The first public limited company in Bangladesh’s garment sector just hit the upper circuit on a day the broader market couldn’t decide which direction to move. Desh Garments — ticker DGCCL, code DSHGARME — closed up 9.96% on April 29, 2026, leading every other listed gainer and pushing its year-to-date return past 75%.
The headline reads like a clean export story. Bangladesh’s RMG industry is on track for $44.49 billion in fiscal year 2026, up 9% from last year. The global apparel market crossed $1.86 trillion. Currency held steady. Order books look healthy.
But the stock now trades at a price-to-earnings ratio of 192.5.
That number is not a typo. And it changes how you should read everything else.
The Session That Set the Tone
The broader market on April 29 offered a careful, almost reluctant kind of strength. The DSEX closed at 5,309 — up just 8 points, or 0.15%, on turnover of Tk 10.2 billion against Tk 9.6 billion the prior session. Banking interest provided most of the lift. There was no broad-based rally.
Inside that backdrop, the top gainers list told a different story. Desh Garments led at 9.96%. Purabi General Insurance followed at 9.95%. Samata Leather, Bangladesh Lamps, and Bangas all gained more than 9.8%. Monno Fabrics joined Desh in the top 10, marking the second textile name in the breakout pattern that has accelerated through April.
When the index moves 8 points and individual export-oriented names move 1,000 basis points, the disconnect itself becomes the signal.
What Bangladesh’s Apparel Numbers Actually Say
Start with the export math. Bangladesh’s RMG sector earned $39.35 billion in fiscal year 2024-2025. The official target for FY26 is $44.49 billion — a 9% year-on-year increase that, if hit, would be the strongest result since the pandemic recovery.
Global demand is cooperating. The 2026 global apparel market is now $1.86 trillion — up 5.68% from 2025’s $1.76 trillion. Asia Pacific claims 41% of that, with Bangladesh sitting inside the share as the world’s second-largest RMG exporter.

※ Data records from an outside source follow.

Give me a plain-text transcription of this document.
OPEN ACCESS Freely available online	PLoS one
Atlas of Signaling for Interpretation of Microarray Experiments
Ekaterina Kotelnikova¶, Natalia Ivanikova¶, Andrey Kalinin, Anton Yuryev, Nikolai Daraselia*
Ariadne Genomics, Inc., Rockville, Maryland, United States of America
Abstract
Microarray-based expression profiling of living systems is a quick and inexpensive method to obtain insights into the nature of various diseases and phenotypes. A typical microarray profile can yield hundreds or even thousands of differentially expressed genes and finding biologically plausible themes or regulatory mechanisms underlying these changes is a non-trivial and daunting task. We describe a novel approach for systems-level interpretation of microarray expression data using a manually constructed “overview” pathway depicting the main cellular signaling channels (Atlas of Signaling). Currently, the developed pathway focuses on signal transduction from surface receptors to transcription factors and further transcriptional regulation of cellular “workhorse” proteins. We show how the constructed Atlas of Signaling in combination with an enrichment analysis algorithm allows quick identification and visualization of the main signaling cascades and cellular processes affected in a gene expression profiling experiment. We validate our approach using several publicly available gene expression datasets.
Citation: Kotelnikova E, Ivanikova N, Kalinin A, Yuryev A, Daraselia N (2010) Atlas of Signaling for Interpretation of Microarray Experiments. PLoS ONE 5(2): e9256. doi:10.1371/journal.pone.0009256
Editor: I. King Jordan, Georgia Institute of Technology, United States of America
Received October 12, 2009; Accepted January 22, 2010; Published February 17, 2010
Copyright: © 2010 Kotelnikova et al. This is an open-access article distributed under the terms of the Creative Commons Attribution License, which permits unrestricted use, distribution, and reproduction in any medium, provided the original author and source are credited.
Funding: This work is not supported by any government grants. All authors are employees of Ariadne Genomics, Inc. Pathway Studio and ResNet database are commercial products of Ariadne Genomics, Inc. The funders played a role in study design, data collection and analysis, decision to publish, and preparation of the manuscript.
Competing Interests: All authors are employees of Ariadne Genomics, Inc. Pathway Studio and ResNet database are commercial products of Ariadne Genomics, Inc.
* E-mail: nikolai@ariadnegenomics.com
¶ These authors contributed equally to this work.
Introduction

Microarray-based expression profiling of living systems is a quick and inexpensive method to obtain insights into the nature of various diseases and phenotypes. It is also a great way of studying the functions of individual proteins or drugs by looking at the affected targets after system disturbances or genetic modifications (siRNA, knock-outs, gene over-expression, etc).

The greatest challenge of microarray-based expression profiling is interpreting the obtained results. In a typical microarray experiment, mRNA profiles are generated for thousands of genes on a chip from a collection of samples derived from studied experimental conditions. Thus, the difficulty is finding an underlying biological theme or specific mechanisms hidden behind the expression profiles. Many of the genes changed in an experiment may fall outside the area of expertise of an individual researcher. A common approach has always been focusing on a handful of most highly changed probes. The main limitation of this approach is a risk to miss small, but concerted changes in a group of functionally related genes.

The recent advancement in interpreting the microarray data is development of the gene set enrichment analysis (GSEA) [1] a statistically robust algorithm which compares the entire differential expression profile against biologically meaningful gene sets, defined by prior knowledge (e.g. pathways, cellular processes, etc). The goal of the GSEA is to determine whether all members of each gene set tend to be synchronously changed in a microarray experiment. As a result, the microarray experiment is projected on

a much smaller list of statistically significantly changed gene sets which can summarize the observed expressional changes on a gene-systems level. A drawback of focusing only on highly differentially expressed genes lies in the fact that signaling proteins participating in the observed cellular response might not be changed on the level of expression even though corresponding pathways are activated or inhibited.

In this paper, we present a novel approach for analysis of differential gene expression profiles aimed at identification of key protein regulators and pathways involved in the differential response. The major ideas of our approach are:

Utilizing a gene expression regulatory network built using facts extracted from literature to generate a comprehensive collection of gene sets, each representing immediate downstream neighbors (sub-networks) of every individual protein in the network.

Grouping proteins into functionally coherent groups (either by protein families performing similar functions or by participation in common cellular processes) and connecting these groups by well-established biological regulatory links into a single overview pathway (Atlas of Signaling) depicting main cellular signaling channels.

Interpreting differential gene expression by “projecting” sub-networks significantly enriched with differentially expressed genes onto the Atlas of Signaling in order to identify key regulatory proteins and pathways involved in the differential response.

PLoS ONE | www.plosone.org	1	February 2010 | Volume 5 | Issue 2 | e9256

The structural shift matters more than the topline. Buyers are paying premiums for outerwear, technical wear, and tailored products. Vietnam and Cambodia are picking up volume on price; Bangladesh manufacturers who move up the value chain protect margin instead of unit count. Desh Garments — 2.4 million-piece annual shirt capacity, US, Canadian, and EU export base — fits the value-add narrative cleanly.
That is the bull case. Now the math gets uncomfortable.
The Earnings Problem No Rally Solves
Trailing twelve-month earnings per share for DGCCL stand at Tk 0.67. The latest closing price before April 29 was Tk 129.00. Divide one by the other and the implied P/E ratio is 192.5.
For context: the DSE banking sector trades at single-digit P/Es. Pharma blue chips trade in the 15-25 range. A multiple of 192 means the market is pricing in earnings growth so aggressive that any disappointment becomes existential.
The dividend record reinforces the asymmetry. The company declared a 3% cash dividend for fiscal year ending June 30, 2023. At current prices that produces a dividend yield of 0.41%. Market capitalisation sits at Tk 1.07 billion — the valuation is doing more work than the income statement supports.
Currency, Catalyst, and Technical Setup
There is a real fundamental tailwind here. The USD/BDT rate sat at 122.98 on April 28 — within a 2026 average of 122.44. For a dollar-revenue, taka-cost manufacturer, that stability is meaningful. It removes one of the two major risks that crushed RMG stocks during the March energy shock.
The technical setup explains the speed. Desh Garments had spent recent sessions consolidating in the Tk 125-130 range, well below the 52-week high of Tk 149.80. The April 29 day range — Tk 124.20 to Tk 134.00 — broke that pattern decisively. Stocks already up 75.9% year-to-date, breaking out of a multi-week base, attract momentum capital that is not interested in P/E at all.
A clean export narrative, currency stability, and a technical breakout. That is enough to push almost any DSE name to the upper circuit on a quiet day.
What to Watch From Here
The question is not whether the export thesis is real. It is whether the multiple has run ahead of the earnings recovery, and how much further momentum can carry a stock the fundamentals have not yet caught up to.
Three signals matter from here. First, the next quarterly earnings — does revenue growth match the industry’s 9% pace, and does EPS move off Tk 0.67? Second, volume confirmation — single-day upper circuits in mid-cap manufacturers often retrace fast unless follow-through buying appears within two sessions, a dynamic familiar to anyone tracking the DSE textile sector. Third, sector breadth — if the textile rally narrows back to one or two names within the week, the April 29 move was momentum, not rotation.
Until those resolve, Desh Garments is telling two stories. The export numbers say the next leg of Bangladesh’s apparel cycle is real. The earnings numbers say the price is asking for everything to go right. The first public limited company in the country’s garment sector now sits at a 192 P/E. What happens next depends entirely on which of those stories the next quarter validates.